Sweden has experienced an increase in opioid-related deaths, primarily attributed to the use of illicit opioids like fentanyl. The country has also seen a rise in the misuse of prescription opioids.
- In 2020, there were 647 drug-related deaths; opioids played a pivotal role in these fatalities.
- In 2020, there were 355 deaths involving fentanyl or its analogs.
- According to a survey conducted in 2018, around 1.5% of the Swedish population aged 16-64 had misused prescription opioids in the past year.
- In 2020, there were 74 deaths involving heroin.
(Source: Public Health Agency of Sweden)
Number of drug-related deaths in Sweden
The opioid crisis remains a significant public health challenge that requires urgent attention and comprehensive solutions. Its devastating impact on individuals, families, and communities cannot be overstated. Addressing this crisis demands a multi-faceted approach that includes enhanced education and awareness, improved access to alternative pain management therapies, increased funding for addiction treatment and recovery services, and stronger regulation and monitoring of prescription opioids. By adopting a comprehensive and compassionate approach, we can strive towards mitigating the opioid crisis and building a healthier, more resilient society for all.
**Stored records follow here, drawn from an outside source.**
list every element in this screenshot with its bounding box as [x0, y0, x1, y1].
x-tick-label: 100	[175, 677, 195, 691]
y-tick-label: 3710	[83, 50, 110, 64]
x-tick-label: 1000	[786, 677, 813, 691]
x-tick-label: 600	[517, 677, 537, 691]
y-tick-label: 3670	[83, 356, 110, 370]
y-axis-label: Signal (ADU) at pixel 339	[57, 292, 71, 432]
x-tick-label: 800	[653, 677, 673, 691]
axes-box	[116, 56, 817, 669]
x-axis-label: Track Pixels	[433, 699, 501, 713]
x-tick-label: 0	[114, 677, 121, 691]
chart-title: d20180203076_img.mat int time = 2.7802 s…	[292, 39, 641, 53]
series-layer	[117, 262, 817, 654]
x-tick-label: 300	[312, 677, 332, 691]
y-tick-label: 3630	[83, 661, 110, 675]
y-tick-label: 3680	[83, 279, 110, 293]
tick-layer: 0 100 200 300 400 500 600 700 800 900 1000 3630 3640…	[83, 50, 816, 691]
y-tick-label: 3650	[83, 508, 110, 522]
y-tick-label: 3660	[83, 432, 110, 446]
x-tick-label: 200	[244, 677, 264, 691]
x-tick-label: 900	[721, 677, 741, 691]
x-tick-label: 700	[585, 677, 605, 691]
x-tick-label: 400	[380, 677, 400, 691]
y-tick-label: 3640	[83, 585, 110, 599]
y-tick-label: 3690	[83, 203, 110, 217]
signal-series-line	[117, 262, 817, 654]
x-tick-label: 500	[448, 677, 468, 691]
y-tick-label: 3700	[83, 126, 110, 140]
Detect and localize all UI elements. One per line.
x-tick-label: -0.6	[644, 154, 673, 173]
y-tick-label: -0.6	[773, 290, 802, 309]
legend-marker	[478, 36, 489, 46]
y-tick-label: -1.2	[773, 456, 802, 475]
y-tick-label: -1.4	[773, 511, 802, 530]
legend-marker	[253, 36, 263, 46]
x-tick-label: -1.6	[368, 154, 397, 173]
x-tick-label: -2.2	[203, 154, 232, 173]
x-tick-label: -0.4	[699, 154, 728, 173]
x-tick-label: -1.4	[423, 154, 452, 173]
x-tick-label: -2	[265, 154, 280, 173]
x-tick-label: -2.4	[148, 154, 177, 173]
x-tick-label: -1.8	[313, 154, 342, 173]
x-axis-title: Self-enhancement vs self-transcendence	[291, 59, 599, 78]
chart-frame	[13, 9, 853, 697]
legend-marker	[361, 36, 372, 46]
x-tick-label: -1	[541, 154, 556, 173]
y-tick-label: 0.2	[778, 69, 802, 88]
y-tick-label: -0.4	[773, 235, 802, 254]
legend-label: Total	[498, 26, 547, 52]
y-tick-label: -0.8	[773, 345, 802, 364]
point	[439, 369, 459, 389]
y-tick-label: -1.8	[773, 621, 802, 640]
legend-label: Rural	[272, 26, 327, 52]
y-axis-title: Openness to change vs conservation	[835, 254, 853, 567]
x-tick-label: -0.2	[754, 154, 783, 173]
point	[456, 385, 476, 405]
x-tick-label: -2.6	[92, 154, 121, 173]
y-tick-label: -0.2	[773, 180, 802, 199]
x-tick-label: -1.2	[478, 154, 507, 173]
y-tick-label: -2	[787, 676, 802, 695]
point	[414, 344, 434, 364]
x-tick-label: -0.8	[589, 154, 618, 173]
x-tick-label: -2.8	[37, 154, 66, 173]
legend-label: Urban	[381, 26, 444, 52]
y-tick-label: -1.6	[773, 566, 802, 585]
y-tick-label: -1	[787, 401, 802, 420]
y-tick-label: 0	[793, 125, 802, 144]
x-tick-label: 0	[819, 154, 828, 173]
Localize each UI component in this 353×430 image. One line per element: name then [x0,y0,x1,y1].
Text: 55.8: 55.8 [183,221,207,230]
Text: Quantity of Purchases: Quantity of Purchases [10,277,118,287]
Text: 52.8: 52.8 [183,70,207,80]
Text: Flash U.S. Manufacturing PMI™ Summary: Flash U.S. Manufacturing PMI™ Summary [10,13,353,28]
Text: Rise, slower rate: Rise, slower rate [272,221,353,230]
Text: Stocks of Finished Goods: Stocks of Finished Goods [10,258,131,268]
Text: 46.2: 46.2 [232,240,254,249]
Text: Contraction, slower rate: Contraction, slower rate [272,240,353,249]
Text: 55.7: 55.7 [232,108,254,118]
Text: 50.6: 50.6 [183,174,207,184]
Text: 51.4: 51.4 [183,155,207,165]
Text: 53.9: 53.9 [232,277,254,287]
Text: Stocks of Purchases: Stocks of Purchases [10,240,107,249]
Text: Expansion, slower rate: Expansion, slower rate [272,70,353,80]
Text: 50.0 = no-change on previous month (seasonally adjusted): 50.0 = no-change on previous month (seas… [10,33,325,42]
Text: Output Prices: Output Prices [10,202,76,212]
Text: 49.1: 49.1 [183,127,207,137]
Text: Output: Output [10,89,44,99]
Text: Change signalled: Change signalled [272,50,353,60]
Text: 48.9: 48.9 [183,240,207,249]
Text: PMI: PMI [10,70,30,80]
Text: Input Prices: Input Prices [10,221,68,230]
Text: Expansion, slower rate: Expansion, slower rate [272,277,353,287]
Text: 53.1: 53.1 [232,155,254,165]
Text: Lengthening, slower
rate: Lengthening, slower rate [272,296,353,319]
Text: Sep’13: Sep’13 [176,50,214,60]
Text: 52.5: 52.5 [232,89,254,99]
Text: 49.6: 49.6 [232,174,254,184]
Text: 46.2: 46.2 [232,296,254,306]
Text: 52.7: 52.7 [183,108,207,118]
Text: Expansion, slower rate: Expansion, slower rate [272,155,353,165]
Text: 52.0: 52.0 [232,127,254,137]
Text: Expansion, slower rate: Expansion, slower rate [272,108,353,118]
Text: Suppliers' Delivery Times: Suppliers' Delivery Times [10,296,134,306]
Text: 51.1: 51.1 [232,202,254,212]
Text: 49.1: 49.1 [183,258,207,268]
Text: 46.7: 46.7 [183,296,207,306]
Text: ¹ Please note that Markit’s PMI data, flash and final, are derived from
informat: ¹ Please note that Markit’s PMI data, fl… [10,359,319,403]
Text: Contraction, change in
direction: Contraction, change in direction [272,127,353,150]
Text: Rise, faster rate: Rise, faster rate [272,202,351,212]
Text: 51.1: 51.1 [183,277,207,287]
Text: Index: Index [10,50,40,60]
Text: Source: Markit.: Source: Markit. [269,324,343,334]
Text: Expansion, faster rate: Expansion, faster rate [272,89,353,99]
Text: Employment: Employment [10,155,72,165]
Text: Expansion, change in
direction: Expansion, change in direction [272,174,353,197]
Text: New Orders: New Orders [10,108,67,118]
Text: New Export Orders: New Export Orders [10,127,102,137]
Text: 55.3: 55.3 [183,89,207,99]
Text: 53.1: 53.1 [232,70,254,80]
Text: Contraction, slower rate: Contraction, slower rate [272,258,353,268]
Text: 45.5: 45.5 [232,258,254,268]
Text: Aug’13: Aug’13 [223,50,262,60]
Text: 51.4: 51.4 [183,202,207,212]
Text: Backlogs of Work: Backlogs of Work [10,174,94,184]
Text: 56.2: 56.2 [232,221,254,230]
The opioid crisis refers to the widespread misuse and addiction to opioid drugs, including both prescription painkillers (such as oxycodone, hydrocodone, and fentanyl) and illicit substances like heroin. It has become a significant public health issue in many countries, including the United States.
Opioid-related overdose deaths have risen dramatically in recent years. In the United States, in 2019, there were approximately 50,000 deaths involving opioids.
Both prescription opioids and illicit opioids have contributed to the crisis. Initially, there was a significant increase in prescription opioid use, leading to addiction and subsequent transitions to illicit opioids like heroin. In recent years, the rise of potent synthetic opioids, such as fentanyl, has further intensified the crisis.